A reference architecture based on the proposed approach has been defined. As a result, a reference implementation has been created. This implementation has been named Automatic Testing Platform (ATP), and has been released as open‐source using the Apache 2.0 license. In order to create this framework, several existing open‐source libraries and tools has been reused, for example JUnit, Ant, Selenium, JMeter, Wapiti, JTidy, CSSValidator, A‐Checker, or WebSat. In the context of the ICT‐Romulus project, an extension of this tool was created. This framework (also released as open‐source) has been named ATP4Romulus (Automatic Testing Platform for Romulus). The target of ATP4Romulus is web applications created using the Roma Framework. ATP4Romulus’ intellectual property rights have been approved on the 14th March 2011 in the Community of Madrid Registry with the file number M‐001760/2010. ATP’s intellectual property right is currently pending of approval.
Both frameworks have been employed to perform several experiments and case studies which have been used to validate the proposal. The ATP family of tools has proven to be an effective way of automating the quality control of web applications with a minimum human intervention. The target of these experiments has been web application of heterogeneous nature in the client‐side: Struts/JSP (Factur@), XHTML/CSS (EUProjectManager) AJAX/Echo2 (Cornelius), and JSP templates (Scrooge). In the case of Factur@, the testing effort has been compared (since this application is a finished application), and the quality control using ATP reduces the effort in a 96.67%, i.e. 1 PM in the traditional testing approach vs. 0.033 PM with ATP. In addition the amount and nature of the tests and analysis is broader with ATP since it is assessed the functionality, performance, security, compatibility, usability and accessibility. On top of that, these original contributions have been disseminated within European research projects, mainly in the ICT‐ROMULUS and ITEA‐MOSIS deliverables. In addition, the results of this work have been disseminated in several relevant national and international conferences and workshops, as well as international journal and book chapters.

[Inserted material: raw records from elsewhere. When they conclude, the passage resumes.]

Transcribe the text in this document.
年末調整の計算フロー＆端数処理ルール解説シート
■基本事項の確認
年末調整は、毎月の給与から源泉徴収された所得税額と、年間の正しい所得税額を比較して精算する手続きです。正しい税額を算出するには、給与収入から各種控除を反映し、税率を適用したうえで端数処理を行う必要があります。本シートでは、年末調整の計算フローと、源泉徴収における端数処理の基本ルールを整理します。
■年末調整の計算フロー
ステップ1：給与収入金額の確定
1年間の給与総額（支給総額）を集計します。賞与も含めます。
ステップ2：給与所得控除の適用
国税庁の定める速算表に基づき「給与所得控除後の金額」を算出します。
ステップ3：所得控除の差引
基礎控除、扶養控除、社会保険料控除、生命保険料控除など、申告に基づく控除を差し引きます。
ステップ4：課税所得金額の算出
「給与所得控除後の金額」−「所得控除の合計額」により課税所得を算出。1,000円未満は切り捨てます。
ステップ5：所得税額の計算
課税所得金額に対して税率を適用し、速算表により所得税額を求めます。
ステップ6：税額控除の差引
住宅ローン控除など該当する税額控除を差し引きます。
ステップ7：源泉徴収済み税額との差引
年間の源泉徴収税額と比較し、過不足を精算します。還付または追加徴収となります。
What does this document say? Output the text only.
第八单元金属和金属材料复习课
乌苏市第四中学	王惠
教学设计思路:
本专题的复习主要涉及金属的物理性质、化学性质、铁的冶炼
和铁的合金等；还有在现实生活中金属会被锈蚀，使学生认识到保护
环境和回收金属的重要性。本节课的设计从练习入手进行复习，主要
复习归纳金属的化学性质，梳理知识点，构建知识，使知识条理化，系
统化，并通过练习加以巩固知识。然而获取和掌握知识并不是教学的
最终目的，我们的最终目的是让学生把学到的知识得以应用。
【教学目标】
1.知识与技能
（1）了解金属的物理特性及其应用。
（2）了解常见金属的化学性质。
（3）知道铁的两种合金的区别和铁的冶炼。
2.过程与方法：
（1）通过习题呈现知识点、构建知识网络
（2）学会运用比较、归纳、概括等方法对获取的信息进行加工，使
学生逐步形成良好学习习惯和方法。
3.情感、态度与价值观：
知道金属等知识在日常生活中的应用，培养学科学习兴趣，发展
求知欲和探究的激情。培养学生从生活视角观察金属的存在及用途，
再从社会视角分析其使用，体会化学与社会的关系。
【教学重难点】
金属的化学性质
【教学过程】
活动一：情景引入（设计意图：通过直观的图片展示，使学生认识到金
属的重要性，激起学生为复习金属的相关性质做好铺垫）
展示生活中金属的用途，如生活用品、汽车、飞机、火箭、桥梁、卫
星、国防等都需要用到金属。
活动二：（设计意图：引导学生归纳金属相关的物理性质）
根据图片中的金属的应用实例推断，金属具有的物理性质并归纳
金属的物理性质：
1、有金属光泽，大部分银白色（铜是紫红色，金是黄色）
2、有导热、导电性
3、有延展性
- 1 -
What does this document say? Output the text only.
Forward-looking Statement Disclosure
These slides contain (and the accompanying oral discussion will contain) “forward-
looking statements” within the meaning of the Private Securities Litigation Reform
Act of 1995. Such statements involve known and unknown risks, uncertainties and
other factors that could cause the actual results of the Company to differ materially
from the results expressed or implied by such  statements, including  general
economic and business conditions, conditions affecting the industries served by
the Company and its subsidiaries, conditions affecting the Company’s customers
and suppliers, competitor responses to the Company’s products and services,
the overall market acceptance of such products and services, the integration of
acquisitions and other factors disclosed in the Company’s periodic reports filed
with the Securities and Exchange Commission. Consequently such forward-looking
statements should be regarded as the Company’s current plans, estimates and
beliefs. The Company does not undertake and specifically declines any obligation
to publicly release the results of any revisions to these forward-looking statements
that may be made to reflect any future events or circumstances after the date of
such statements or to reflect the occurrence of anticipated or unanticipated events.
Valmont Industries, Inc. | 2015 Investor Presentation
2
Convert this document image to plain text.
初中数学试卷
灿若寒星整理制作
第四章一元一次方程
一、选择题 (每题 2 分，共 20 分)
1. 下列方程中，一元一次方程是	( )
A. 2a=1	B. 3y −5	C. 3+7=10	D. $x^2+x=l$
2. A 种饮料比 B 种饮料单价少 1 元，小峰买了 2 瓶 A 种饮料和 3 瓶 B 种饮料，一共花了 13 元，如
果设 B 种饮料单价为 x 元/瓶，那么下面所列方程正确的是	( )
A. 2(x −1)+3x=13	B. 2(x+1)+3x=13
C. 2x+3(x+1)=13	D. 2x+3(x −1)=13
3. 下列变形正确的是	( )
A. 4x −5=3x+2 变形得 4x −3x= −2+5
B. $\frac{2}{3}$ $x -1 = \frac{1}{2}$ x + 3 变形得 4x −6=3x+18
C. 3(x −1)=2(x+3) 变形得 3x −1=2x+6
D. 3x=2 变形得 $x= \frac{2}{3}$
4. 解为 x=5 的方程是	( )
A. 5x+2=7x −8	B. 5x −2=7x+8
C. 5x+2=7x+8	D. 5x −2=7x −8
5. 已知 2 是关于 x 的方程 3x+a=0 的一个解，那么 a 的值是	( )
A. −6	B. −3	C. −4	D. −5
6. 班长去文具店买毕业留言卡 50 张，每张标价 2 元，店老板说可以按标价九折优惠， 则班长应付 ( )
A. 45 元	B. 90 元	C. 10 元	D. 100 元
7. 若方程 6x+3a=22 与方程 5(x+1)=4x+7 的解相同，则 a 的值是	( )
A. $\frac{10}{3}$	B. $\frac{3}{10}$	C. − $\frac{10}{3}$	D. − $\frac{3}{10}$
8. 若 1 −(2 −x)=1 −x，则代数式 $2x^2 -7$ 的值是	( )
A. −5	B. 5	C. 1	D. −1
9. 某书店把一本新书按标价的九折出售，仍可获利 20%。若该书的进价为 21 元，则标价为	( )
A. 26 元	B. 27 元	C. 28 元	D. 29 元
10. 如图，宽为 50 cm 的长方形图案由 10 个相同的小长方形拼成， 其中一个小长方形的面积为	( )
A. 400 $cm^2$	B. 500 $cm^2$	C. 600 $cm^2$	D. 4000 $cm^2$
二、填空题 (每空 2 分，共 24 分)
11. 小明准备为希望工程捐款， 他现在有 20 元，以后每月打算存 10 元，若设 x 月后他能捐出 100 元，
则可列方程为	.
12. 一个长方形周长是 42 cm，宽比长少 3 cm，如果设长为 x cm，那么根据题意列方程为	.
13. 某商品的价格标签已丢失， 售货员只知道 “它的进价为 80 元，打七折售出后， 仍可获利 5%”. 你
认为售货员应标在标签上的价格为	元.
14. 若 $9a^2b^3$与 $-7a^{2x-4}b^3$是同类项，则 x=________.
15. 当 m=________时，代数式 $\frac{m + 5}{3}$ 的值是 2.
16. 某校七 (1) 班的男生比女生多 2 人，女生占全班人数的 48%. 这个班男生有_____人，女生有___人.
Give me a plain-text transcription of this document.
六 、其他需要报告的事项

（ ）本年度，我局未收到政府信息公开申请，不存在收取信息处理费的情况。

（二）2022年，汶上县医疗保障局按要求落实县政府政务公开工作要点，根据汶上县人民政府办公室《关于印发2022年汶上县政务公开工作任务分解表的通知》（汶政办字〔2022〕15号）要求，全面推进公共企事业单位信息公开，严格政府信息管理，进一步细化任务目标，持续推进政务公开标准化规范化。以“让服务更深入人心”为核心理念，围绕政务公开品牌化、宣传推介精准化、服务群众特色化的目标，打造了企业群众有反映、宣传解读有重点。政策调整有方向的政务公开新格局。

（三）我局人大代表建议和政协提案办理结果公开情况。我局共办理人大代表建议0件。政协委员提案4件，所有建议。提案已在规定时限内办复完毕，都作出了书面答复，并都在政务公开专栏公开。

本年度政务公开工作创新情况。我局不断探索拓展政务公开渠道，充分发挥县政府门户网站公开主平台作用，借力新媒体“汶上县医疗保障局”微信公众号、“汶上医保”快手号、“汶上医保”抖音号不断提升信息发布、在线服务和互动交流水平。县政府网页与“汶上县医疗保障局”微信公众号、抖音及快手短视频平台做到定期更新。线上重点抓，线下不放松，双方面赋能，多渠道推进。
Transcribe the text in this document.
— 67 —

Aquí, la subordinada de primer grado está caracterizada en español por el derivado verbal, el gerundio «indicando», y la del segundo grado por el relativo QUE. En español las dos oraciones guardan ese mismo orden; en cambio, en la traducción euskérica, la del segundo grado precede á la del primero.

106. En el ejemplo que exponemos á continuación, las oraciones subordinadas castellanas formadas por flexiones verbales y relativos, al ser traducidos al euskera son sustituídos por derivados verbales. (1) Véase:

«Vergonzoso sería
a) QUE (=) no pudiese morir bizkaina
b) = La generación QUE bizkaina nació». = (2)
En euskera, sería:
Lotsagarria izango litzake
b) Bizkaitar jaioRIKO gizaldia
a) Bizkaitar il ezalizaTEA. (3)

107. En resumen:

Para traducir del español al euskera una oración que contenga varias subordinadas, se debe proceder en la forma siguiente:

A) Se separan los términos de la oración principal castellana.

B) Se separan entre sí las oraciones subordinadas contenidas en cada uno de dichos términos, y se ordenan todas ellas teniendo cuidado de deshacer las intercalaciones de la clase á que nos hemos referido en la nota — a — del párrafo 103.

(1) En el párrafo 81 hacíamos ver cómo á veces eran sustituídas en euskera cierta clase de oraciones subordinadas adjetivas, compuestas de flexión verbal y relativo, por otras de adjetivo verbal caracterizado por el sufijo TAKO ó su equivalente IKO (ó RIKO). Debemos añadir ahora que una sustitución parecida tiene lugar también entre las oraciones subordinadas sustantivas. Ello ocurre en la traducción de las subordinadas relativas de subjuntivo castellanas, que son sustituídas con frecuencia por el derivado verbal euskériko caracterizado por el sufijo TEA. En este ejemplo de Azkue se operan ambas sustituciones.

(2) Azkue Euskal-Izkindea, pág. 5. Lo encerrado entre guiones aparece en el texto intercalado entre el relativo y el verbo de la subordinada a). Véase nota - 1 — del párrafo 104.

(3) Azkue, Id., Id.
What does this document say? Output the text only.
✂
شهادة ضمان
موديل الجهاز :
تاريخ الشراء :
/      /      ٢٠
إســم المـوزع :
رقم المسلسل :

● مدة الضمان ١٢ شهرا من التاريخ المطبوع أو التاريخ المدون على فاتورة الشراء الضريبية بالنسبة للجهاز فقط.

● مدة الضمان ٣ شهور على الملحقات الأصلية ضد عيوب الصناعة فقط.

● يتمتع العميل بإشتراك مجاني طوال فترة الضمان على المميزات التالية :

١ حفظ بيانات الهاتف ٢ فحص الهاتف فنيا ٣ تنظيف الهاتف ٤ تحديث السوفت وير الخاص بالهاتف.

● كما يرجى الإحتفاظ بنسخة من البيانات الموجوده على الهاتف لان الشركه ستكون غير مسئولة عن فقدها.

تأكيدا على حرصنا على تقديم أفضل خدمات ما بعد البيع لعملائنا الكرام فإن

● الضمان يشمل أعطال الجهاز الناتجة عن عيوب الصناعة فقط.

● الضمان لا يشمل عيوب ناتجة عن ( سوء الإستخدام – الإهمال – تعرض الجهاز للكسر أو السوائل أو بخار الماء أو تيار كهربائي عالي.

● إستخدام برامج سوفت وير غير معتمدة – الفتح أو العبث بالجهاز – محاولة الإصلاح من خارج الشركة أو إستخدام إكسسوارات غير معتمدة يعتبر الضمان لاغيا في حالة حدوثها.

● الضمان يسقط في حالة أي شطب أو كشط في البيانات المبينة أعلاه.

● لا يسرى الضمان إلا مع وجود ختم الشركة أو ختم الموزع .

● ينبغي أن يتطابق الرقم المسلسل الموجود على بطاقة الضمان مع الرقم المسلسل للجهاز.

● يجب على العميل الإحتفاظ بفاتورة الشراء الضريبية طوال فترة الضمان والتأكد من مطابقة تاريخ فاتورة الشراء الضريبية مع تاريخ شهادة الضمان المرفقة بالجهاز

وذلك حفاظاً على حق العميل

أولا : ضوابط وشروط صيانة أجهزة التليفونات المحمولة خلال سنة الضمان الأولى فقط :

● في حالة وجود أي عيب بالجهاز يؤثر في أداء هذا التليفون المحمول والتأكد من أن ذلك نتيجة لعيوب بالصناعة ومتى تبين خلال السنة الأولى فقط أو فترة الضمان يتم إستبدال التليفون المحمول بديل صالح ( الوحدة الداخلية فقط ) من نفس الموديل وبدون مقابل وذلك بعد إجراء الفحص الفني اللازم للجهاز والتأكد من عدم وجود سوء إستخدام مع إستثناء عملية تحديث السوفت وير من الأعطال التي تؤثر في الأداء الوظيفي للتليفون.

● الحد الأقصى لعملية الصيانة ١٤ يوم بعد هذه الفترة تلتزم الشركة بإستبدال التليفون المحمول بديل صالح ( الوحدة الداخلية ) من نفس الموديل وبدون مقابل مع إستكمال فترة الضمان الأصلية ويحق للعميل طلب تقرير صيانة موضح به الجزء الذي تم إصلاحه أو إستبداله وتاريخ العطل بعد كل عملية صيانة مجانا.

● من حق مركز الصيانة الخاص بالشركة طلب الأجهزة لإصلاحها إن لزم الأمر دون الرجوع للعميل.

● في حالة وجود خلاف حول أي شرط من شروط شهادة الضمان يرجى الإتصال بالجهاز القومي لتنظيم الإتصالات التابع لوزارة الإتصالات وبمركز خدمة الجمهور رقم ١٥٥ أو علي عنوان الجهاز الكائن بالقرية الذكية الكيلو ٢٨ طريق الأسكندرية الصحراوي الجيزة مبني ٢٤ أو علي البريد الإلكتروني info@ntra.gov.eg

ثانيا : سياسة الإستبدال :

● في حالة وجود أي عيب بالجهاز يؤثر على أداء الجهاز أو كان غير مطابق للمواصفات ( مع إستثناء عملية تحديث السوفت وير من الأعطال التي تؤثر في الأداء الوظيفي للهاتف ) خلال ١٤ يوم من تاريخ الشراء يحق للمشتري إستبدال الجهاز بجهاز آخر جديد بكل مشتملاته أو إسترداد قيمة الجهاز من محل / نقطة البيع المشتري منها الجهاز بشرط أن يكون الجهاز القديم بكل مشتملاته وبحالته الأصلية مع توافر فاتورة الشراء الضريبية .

In order to summarize the proposal of this dissertation, Figure 74 is provided. This picture shows a schematic view of the proposed approach to automated quality control (testing and analysis) for web applications in the client‐side. The automation is performed in several steps on the generic testing approach: requirements, design, implementation, and execution. Each part of the steps of this picture has been briefly described in the contributions by objectives depicted before. In addition, this picture shows three components in which human intervention is needed, namely: i) pre‐automation; ii) configuration; iii) post‐automation. The
first step is the definition of the correct navigation structure by using UML, R&P, or XML. Second, some configuration can be carried out in order to customize the approach. In this stage, for example it can selected the browser in which functional testing is performed, the number of concurrent users in performance testing, the attack database to be used in security testing, and the guidelines employed to assess compatibility, usability, and accessibility analysis. In addition, in this step it can be tuned the dictionary of data employed by ATP to generate random data when no test data is defined in the input models. Finally, the post‐ automation step is used to add new input and output data in the Excel spread‐sheets which stored this data.